In an email to Ward 1 ANC commissioners, Satterfield accuses Graham of playing the blame game. Graham apparently wants his constituents to believe the court goes easy on juvenile offenders. “In his email, in reference to a particular case, CM Graham said that judge after judge did not ‘take charges seriously enough’ and that ‘one of the reasons we have such a high level of youth violence in this city is this: Young criminals think they have nothing to fear from the courts…'”
Indeed, reviewing the email, Graham hits D.C. judges hard, implying he has proof they take youth crime lightly.

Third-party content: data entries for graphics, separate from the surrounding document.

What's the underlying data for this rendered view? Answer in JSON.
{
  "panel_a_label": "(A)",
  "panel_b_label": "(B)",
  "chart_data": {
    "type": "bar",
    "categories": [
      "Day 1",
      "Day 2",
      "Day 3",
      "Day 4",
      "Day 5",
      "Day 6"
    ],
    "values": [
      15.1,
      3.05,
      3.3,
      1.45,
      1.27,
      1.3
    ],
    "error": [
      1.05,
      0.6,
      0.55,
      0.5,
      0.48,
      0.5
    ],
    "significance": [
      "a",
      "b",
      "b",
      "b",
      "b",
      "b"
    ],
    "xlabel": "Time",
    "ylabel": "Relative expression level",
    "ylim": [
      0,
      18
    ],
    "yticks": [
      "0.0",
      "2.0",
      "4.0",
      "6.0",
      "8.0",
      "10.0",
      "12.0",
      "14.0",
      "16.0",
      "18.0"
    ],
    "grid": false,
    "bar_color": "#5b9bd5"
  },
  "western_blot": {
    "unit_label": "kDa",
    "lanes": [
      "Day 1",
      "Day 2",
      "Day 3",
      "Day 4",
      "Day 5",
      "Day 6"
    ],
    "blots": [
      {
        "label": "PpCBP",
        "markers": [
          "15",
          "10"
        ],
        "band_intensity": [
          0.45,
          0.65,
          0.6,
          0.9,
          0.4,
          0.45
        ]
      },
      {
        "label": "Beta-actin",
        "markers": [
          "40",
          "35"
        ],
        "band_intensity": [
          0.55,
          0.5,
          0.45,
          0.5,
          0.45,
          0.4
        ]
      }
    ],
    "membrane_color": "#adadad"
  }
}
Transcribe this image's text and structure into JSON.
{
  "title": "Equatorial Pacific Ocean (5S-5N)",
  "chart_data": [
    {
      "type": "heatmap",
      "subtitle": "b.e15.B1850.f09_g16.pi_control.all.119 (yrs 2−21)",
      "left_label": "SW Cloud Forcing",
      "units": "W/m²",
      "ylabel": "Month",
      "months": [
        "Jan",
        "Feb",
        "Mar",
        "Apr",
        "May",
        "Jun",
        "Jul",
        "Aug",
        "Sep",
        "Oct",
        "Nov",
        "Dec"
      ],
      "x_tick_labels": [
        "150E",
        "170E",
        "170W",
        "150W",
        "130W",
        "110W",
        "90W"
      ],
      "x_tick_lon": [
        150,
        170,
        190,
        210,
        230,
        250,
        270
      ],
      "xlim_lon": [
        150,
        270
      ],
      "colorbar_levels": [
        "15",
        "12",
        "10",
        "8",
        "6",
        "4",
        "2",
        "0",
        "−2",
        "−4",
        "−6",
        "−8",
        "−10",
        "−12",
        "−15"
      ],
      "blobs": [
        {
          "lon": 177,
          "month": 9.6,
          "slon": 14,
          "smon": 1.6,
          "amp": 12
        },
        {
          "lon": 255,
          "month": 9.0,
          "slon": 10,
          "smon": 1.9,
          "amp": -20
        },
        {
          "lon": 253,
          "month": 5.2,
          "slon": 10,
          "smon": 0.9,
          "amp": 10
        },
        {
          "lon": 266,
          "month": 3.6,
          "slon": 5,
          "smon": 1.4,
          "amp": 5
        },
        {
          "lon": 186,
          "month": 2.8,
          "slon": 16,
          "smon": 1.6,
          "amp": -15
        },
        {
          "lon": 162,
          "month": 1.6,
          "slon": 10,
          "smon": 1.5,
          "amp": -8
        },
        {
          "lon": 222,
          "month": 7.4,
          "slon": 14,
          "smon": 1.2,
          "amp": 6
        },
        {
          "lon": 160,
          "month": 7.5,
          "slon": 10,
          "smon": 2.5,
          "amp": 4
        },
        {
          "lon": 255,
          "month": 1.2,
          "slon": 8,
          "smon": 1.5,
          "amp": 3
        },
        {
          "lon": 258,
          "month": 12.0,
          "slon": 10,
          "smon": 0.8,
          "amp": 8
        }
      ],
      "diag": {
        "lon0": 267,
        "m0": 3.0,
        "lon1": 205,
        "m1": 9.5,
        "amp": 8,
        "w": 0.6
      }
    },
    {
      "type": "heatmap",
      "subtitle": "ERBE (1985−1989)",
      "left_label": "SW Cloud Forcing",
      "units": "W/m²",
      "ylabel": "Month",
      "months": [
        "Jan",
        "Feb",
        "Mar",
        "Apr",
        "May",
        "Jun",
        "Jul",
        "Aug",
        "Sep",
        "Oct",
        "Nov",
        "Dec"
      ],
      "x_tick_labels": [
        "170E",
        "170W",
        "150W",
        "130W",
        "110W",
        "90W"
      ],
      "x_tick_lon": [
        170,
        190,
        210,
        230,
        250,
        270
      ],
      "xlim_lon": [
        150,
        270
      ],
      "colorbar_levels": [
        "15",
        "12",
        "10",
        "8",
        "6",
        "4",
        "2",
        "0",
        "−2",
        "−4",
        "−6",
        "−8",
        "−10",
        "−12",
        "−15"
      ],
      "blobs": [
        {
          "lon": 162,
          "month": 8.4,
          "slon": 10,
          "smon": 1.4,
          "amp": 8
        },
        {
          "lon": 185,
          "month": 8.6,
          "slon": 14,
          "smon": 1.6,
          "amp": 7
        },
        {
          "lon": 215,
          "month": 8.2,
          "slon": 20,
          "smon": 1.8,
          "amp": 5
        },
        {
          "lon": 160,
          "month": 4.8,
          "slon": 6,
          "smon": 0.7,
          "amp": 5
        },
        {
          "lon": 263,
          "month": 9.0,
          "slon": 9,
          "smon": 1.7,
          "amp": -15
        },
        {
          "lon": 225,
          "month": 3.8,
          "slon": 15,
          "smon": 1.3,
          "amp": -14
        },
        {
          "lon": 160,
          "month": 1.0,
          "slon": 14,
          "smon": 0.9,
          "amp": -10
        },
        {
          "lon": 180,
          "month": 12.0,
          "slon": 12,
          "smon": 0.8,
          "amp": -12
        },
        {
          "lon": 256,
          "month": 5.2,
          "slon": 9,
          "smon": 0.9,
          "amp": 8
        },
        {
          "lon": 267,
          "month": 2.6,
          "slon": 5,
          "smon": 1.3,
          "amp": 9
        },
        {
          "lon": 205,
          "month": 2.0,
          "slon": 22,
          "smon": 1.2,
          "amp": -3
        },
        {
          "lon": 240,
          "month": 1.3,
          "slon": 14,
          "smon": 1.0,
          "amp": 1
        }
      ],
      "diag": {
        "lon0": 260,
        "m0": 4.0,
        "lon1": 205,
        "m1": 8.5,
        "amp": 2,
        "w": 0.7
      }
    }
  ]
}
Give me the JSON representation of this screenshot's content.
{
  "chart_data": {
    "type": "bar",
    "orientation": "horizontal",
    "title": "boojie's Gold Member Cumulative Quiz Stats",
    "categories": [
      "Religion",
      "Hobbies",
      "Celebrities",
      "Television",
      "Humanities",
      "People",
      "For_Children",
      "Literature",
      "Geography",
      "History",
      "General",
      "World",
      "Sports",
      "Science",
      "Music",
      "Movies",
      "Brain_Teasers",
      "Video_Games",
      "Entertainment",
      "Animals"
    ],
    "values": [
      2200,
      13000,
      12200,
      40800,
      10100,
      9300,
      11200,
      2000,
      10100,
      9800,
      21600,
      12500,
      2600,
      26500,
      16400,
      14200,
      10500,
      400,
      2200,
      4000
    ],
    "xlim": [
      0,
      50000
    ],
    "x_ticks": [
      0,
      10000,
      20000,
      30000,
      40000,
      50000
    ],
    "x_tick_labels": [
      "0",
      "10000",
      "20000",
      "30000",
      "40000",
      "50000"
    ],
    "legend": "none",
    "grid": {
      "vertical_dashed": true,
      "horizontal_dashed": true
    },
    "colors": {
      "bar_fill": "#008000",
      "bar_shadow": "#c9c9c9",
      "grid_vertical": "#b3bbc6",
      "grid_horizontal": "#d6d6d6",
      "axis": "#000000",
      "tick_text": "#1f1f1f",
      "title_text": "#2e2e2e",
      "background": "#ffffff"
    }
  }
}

“This week I reviewed the arrest and other records of an 18 year old man (now charged with murder). It was a sorry tale of offense after offense between the age of 14 and 18. Judge after judge did not take the charges seriously enough. If the public could see these records, there would be such a public outcry against how our criminal prosecution system works with youthful offenders.”
Satterfield goes on to say Graham is full of it. In most situations, he says, the courts’ hands are tied as far as young offenders are concerned:
“DC law does not provide the Court with any authority over youth committed to the custody of the city. Family Court judges who find a juvenile ‘involved’ in a crime (the DC Code’s nomenclature for guilt), have but two options: put the youth on probation, which the court’s juvenile probation officers monitor and over which the judges have control, or, if the judge thinks probation is not sufficient, the judge can commit the youth to the city at which point the court loses all authority over the youth including the authority to securely detain a youth.”
Satterfield says he finds Graham’s blaming troubling and that “No system is perfect, including the court system. However, we make every effort to meet the needs of all residents in the community that we serve, consistent with our mandate to provide justice for all.” Burn.